A computationally efficient method for calculating the maximum conductance of disordered networks: Application to 1-dimensional conductors

TL;DR

This paper introduces a fast computational method to calculate the maximum conductance of disordered nanowire networks, aiding the design of transparent conductive films with improved electrical properties.

Contribution

A simple, efficient computational approach for conductance calculation in disordered nanostructured networks, adaptable to realistic tunneling-based film conductivity modeling.

Findings

Conductance depends on average connections per wire.

Network conductance varies with wire-electrode connections.
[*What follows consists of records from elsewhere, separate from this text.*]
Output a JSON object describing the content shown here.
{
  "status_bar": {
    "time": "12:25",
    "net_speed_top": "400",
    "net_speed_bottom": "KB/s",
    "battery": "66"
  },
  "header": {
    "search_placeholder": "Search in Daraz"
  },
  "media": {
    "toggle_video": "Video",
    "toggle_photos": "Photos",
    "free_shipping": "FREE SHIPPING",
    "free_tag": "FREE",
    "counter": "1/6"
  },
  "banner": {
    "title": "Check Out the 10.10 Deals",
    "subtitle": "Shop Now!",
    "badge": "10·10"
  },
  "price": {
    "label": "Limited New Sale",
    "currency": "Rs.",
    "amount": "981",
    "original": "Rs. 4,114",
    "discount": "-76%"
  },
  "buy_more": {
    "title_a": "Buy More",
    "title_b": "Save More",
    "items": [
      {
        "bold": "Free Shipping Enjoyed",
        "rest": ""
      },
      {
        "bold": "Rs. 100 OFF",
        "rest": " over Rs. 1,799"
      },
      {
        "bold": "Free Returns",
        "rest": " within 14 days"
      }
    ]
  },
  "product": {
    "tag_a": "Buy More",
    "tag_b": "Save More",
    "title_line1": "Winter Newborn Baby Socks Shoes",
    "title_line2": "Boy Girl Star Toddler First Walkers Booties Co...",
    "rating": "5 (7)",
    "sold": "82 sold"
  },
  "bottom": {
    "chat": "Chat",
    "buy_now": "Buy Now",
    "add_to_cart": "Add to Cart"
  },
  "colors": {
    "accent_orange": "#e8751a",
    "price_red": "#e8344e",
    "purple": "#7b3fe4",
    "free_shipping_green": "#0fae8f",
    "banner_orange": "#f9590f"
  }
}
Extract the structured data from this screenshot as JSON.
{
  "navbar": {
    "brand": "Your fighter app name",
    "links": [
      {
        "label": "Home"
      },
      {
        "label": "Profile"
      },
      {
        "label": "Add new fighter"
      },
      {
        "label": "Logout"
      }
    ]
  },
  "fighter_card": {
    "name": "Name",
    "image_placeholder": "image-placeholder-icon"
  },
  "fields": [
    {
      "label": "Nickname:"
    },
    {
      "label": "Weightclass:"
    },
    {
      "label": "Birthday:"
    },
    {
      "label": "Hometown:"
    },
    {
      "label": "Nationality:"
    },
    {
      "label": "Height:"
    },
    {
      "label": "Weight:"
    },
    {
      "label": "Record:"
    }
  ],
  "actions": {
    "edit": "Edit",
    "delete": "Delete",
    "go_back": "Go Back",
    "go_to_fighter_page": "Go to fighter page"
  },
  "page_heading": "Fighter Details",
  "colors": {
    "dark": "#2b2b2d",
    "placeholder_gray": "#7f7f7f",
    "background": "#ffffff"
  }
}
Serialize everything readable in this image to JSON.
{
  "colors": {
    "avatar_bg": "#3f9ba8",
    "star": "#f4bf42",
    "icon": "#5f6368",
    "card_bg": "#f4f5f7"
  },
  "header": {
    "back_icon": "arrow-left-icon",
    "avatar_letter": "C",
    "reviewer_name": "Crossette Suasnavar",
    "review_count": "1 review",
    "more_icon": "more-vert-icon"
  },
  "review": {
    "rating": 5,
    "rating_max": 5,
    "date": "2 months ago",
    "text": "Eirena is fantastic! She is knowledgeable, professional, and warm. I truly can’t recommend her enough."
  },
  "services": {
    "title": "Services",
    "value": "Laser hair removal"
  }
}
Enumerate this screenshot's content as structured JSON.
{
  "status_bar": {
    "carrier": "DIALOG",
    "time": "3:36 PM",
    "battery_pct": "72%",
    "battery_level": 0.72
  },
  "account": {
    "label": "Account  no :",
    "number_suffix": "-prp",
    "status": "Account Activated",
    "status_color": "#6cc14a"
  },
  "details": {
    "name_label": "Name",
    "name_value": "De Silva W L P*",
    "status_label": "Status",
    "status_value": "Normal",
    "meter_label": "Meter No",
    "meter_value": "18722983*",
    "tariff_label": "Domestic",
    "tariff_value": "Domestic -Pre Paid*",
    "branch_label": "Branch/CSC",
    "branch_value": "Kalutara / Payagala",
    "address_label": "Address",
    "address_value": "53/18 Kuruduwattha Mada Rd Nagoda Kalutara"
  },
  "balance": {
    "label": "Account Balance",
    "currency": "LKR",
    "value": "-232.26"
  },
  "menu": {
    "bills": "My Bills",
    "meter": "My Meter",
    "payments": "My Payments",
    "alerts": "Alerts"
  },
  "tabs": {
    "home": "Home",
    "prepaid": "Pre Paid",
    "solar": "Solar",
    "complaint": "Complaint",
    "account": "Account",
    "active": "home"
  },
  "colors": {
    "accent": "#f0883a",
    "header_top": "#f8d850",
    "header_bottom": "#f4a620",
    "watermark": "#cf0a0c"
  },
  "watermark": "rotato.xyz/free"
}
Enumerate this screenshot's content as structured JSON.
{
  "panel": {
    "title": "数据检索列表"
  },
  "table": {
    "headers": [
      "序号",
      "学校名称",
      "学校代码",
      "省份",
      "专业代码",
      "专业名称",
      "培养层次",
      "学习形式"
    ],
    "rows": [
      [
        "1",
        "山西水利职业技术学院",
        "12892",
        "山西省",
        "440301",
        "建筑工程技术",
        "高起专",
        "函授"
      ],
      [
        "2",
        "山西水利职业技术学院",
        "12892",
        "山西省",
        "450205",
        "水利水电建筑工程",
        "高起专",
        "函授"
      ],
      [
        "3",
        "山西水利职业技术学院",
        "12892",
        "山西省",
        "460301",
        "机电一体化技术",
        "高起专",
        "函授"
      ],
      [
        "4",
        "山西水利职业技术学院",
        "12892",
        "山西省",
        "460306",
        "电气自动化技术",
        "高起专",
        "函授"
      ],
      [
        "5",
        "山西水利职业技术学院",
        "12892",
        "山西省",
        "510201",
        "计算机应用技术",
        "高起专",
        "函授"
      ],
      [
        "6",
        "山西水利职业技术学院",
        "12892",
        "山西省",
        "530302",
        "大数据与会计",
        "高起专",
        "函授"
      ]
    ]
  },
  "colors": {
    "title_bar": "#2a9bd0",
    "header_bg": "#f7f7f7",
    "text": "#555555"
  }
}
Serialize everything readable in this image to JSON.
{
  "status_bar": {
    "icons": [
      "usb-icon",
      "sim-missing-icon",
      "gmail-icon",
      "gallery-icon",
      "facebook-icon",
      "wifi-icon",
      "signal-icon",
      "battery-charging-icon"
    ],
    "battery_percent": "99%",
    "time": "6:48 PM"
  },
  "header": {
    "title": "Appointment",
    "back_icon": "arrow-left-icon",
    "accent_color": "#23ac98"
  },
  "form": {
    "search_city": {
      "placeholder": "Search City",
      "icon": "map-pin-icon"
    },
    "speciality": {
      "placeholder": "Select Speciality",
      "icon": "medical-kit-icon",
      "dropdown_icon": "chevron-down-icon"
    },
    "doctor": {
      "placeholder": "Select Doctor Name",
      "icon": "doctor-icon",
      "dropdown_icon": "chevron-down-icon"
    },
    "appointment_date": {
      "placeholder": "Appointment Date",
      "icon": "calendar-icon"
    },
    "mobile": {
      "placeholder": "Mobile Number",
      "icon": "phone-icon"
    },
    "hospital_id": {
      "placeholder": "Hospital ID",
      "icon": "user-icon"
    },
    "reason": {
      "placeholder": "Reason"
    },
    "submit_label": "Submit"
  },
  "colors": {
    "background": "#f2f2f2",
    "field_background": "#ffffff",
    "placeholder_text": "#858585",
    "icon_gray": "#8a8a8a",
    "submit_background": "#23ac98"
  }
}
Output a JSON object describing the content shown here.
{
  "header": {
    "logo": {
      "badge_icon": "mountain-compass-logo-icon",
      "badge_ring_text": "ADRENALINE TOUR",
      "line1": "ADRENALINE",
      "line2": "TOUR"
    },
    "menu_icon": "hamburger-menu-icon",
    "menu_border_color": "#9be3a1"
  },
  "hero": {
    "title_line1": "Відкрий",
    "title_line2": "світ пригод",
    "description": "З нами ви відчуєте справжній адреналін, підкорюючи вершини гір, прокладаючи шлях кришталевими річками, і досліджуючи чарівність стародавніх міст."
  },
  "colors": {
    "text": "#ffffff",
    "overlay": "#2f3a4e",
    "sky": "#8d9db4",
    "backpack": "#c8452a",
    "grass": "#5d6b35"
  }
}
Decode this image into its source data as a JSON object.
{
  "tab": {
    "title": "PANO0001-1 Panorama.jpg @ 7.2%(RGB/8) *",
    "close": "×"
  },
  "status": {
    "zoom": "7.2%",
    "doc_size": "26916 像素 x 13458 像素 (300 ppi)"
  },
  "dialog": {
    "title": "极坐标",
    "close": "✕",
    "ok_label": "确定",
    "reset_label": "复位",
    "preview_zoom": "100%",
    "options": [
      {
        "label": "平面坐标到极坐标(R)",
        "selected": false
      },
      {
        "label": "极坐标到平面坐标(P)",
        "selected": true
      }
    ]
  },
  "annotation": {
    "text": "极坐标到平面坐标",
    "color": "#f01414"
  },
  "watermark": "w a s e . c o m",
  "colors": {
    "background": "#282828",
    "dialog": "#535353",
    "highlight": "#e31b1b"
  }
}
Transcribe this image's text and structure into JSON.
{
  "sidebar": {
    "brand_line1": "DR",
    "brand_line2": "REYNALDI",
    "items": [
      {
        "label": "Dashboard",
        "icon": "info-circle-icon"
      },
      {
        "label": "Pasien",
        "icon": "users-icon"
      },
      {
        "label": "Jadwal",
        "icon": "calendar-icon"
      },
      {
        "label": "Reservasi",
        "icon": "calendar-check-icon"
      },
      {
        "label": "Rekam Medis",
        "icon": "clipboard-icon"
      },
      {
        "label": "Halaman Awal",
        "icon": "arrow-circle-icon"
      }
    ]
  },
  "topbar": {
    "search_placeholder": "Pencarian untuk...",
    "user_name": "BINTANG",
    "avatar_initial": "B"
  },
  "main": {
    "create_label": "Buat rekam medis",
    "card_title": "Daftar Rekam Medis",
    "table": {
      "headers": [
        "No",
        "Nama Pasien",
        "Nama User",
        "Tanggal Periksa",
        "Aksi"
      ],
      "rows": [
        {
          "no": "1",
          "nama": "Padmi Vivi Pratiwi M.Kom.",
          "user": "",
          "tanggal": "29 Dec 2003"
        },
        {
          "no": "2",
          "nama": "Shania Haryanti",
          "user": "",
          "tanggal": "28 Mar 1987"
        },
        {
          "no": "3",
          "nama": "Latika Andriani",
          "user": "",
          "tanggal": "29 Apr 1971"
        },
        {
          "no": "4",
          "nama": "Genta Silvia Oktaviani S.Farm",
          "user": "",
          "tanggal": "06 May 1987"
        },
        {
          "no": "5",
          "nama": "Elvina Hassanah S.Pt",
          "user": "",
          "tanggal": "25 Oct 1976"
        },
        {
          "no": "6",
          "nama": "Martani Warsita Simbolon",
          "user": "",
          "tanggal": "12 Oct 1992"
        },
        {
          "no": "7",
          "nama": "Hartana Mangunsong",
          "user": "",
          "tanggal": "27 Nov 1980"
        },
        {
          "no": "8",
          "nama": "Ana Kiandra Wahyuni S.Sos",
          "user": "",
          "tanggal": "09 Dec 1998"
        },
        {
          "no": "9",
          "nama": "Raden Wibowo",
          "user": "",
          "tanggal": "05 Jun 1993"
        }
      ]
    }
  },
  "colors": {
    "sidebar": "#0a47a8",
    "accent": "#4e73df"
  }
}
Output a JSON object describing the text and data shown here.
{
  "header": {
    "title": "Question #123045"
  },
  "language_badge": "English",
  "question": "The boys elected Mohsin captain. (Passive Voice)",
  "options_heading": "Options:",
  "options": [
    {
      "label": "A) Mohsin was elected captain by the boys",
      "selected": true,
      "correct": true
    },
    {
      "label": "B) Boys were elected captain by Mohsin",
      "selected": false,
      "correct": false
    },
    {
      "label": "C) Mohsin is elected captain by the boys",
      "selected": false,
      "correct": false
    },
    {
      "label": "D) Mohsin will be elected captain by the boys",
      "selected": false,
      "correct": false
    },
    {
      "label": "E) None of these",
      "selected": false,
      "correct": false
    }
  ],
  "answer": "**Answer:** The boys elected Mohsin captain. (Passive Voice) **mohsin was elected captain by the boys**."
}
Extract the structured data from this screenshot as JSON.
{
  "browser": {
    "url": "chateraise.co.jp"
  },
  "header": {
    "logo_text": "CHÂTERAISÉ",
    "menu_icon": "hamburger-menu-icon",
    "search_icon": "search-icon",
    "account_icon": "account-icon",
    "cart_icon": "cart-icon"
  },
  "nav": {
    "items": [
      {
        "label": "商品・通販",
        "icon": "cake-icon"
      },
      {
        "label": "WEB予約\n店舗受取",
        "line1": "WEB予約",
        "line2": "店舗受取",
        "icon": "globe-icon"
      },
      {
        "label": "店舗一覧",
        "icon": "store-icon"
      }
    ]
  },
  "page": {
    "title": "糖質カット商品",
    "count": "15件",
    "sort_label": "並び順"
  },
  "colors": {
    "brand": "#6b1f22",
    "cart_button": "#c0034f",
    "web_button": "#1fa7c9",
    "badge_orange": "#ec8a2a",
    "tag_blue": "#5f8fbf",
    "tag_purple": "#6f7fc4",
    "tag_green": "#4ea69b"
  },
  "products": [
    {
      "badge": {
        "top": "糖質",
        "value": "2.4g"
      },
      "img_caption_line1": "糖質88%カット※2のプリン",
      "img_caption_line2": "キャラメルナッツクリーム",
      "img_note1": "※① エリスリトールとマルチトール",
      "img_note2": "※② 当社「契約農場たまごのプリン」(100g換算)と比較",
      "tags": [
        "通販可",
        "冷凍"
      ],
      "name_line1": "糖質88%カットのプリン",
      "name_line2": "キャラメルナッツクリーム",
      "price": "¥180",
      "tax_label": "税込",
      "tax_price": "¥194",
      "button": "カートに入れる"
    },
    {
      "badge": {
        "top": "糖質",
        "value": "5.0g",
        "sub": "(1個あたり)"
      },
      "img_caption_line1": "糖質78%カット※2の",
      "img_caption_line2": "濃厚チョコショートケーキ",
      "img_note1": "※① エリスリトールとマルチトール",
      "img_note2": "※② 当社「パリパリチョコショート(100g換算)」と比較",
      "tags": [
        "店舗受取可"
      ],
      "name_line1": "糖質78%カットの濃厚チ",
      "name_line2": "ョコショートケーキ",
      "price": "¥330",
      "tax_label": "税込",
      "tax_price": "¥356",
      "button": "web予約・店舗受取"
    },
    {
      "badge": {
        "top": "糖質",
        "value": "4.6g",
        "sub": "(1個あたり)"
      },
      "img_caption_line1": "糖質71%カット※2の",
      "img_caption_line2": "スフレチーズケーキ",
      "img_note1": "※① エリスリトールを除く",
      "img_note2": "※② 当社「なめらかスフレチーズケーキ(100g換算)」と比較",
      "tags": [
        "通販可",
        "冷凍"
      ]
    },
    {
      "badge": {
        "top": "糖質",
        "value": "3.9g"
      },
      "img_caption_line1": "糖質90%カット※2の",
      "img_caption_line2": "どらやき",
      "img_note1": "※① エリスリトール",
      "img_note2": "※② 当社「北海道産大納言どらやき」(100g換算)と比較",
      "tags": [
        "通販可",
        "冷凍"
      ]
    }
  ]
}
Inter-/intra-wire hopping ratios significantly affect conductance.

Abstract

Random networks of carbon nanotubes and metallic nanowires have shown to be very useful in the production of transparent, conducting films. The electronic transport on the film depends considerably on the network properties, and on the inter-wire coupling. Here we present a simple, computationally efficient method for the calculation of conductance on random nanostructured networks. The method is implemented on metallic nanowire networks, which are described within a single-orbital tight binding Hamiltonian, and the conductance is calculated with the Kubo formula. We show how the network conductance depends on the average number of connections per wire, and on the number of wires connected to the electrodes. We also show the effect of the inter-/intra-wire hopping ratio on the conductance through the network. Furthermore, we argue that this type of calculation is easily extendable to account for the upper conductivity of realistic films spanned by tunneling networks. When compared to experimental measurements, this quantity provides a clear indication of how much room is available for improving the film conductivity.